Springer Municipal Schools operates 3 public schools serving 111 students, placing it among the smaller districts in New Mexico. The school portfolio breaks down into 2 elementary, 1 other schools, giving families a clear picture of grade-band coverage before they move, rent, or enrol. Aggregated across those campuses, enrollment totals 120 pupils using the NCES Common Core of Data (CCD) 2024-25 release, and the district is geographically located in Colfax County County.
Per-pupil expenditure runs $27,709 according to the NCES F-33 School District Finance Survey, which aggregates every revenue and spending line reported under federal accounting standards. The funding mix is 11.0% local, 72.4% state, and 16.6% federal — a breakdown that matters because districts leaning heavily on local revenue are more exposed to property-tax swings, while higher federal shares typically track Title I concentration. Average teacher compensation clocks in at $118,590 per NCES F-33, a signal of the district's ability to recruit and retain staff against neighbouring districts.
a 121.2:1 student-counselor ratio that meets the ASCA-recommended benchmark, and 4.4% chronic absenteeism from the 2021-22 Civil Rights Data Collection. Demographically, the student body averages 84.8% Hispanic or Latino, 14.2% White across the district's schools.

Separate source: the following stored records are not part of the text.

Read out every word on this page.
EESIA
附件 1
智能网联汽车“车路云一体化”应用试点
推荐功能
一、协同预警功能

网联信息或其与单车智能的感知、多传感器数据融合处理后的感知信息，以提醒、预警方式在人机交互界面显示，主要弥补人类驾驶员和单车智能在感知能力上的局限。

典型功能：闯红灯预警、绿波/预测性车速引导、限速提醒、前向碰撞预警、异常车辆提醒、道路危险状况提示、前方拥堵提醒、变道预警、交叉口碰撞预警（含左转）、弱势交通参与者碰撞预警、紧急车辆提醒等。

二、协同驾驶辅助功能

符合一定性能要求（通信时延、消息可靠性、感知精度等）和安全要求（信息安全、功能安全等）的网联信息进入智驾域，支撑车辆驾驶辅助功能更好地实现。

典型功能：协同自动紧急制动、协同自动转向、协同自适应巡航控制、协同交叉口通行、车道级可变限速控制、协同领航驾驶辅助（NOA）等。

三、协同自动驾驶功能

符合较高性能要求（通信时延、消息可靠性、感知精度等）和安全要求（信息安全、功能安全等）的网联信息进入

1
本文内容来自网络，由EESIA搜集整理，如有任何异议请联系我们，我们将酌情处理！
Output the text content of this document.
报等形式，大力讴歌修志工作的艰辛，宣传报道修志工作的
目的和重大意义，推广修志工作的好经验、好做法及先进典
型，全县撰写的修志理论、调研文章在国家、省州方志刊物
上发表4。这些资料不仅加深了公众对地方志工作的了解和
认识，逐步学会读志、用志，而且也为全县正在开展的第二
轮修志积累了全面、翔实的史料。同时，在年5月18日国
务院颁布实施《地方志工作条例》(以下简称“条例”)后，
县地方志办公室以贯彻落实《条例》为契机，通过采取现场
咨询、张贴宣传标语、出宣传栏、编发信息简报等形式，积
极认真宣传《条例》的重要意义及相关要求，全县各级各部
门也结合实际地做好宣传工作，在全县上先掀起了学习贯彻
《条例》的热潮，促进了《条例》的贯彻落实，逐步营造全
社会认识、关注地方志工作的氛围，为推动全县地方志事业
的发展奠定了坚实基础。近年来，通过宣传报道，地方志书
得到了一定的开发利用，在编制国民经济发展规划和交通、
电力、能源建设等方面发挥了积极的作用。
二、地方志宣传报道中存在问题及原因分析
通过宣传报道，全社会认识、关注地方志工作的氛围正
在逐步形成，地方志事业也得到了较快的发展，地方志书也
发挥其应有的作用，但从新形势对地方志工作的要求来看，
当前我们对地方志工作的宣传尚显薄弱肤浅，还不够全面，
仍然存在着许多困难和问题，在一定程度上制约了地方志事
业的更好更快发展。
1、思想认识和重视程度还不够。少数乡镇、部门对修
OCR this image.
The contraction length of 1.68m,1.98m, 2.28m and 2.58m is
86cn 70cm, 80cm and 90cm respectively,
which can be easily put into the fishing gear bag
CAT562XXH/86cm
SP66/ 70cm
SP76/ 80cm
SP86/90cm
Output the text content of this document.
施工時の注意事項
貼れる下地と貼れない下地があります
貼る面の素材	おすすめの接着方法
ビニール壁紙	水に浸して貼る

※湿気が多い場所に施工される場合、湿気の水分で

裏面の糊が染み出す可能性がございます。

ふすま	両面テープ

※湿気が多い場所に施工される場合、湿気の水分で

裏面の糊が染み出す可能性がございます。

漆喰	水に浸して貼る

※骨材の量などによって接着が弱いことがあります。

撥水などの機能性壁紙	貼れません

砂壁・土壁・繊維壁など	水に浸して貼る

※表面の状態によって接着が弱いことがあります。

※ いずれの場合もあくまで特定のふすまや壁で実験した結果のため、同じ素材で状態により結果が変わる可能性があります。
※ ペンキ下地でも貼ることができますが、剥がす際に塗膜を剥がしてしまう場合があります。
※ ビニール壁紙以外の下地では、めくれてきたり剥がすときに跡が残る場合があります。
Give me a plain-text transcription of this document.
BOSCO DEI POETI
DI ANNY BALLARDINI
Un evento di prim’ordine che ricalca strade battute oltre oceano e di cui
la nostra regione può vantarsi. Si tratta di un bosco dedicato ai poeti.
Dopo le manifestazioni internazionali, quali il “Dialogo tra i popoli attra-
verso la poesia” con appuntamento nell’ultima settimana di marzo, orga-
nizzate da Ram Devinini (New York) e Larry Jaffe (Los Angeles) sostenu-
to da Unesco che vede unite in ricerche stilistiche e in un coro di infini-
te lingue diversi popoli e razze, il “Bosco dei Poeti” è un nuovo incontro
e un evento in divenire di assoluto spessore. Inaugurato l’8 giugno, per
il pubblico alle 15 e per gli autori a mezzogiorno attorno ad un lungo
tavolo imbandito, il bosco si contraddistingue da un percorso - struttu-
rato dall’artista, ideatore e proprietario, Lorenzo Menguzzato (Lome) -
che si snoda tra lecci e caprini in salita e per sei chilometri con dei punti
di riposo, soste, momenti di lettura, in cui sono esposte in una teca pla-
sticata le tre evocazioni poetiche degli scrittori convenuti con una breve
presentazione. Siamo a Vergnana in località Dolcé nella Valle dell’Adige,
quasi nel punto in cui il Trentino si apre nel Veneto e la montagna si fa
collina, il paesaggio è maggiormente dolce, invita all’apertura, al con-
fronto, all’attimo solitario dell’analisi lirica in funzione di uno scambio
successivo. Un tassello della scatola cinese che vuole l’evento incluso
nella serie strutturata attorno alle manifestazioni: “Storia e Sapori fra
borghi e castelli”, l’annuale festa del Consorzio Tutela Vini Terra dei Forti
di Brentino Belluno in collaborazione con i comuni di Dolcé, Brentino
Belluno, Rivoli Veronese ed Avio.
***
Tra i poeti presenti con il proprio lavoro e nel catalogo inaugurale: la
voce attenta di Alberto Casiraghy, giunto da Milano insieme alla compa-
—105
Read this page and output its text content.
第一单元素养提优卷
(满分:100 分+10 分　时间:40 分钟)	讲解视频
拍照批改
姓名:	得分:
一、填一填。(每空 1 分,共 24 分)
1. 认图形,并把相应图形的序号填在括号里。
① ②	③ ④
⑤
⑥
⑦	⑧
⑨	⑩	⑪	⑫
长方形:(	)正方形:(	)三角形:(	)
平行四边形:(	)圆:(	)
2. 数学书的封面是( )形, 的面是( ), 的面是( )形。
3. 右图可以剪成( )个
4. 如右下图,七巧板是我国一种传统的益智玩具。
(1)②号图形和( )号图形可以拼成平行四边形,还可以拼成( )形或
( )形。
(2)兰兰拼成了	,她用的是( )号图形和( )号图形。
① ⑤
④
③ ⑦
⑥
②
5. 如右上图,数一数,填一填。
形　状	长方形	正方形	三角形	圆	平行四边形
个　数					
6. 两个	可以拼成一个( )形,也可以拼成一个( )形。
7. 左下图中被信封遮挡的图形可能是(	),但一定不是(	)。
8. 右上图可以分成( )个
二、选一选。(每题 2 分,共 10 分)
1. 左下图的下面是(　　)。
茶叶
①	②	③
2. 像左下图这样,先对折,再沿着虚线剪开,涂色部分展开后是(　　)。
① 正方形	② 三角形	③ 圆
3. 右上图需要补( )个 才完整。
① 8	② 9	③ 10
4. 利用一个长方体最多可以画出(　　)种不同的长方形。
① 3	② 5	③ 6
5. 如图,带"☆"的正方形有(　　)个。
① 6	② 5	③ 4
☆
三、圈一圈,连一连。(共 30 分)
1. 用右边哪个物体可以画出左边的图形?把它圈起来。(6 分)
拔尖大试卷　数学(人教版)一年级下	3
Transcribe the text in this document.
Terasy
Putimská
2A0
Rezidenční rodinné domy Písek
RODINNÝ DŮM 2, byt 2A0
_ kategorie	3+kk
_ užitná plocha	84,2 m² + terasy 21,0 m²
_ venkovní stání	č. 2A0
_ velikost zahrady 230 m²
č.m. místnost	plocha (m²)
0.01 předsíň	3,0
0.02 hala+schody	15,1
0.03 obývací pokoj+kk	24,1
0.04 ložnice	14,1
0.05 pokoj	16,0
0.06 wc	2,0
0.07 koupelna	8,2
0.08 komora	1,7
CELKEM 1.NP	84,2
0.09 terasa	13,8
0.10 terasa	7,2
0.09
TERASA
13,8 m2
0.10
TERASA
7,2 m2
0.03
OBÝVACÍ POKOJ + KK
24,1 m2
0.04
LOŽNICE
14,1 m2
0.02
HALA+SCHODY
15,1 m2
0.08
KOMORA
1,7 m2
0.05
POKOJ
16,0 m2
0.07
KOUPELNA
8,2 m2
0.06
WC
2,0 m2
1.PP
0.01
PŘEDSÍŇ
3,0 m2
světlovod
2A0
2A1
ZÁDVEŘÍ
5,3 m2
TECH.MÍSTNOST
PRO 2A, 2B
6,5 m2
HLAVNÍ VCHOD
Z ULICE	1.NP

Springer High accounts for 49.2% of all Springer Municipal Schools student enrollment
That concentration — well above the 8.4% national median for largest-entity share — means Springer Municipal Schools-wide averages can mask substantial variation outside the dominant entity. Grade band: other. A single dominant campus often anchors a district's program offerings and staffing patterns; the share helps explain why district-wide averages may not reflect the typical neighbourhood-school experience. When one entity dominates a region's footprint, its programmatic and budget decisions effectively set policy for a majority of the affected population.
Springer Municipal Schools school enrollment varies 2.2× across entities
Springer Municipal Schools school enrollment ranges from 27 students (lowest) to 59 students (highest), a spread of 32 students. That relatively narrow ratio reflects an unusually homogeneous campus portfolio — most districts have a wider mix of school sizes. Per-school staffing ratios, programme availability, and capital-renovation cycles often diverge inside the same district based on enrollment shape.
Springer Municipal Schools has higher-than-average Title I eligibility — 100.0% of the population qualifies for free or reduced-price lunch
free or reduced-price lunch eligibility is the federal threshold for Title I funding allocations, established under the Every Student Succeeds Act (ESSA, 2015). Areas above 75% eligibility — including this one — receive concentration grants on top of the basic Title I formula. Regions with eligibility this high typically draw a substantially larger federal funding share relative to their local tax base, which can either offset or reinforce existing gaps depending on allocation policy.
Springer Municipal Schools student-counselor ratio is 121:1 — low (typically associated with meeting or exceeding the American School Counselor Association (ASCA) recommended 250:1 benchmark, which correlates with stronger college and career counseling capacity)
student-counselor ratio is the simplest comparative metric but it does not capture the full picture: the ratio counts FTE counselors against total enrollment — districts that contract intervention or social-emotional staff outside the counselor classification may be under-counted Lower values often correlate with smaller scale and population characteristics rather than higher resource budgets per se.
Springer Municipal Schools chronic absenteeism rate is 4.4% — low (typically associated with lower-than-average attendance disruption; districts in this range often have attendance interventions, robust transportation, or smaller catchments that reduce barriers)
chronic absenteeism rate is the simplest comparative metric but it does not capture the full picture: a student is chronically absent if they miss ≥10% of enrolled days for any reason — illness, family obligations, or disengagement Lower values often correlate with smaller scale and population characteristics rather than higher resource budgets per se.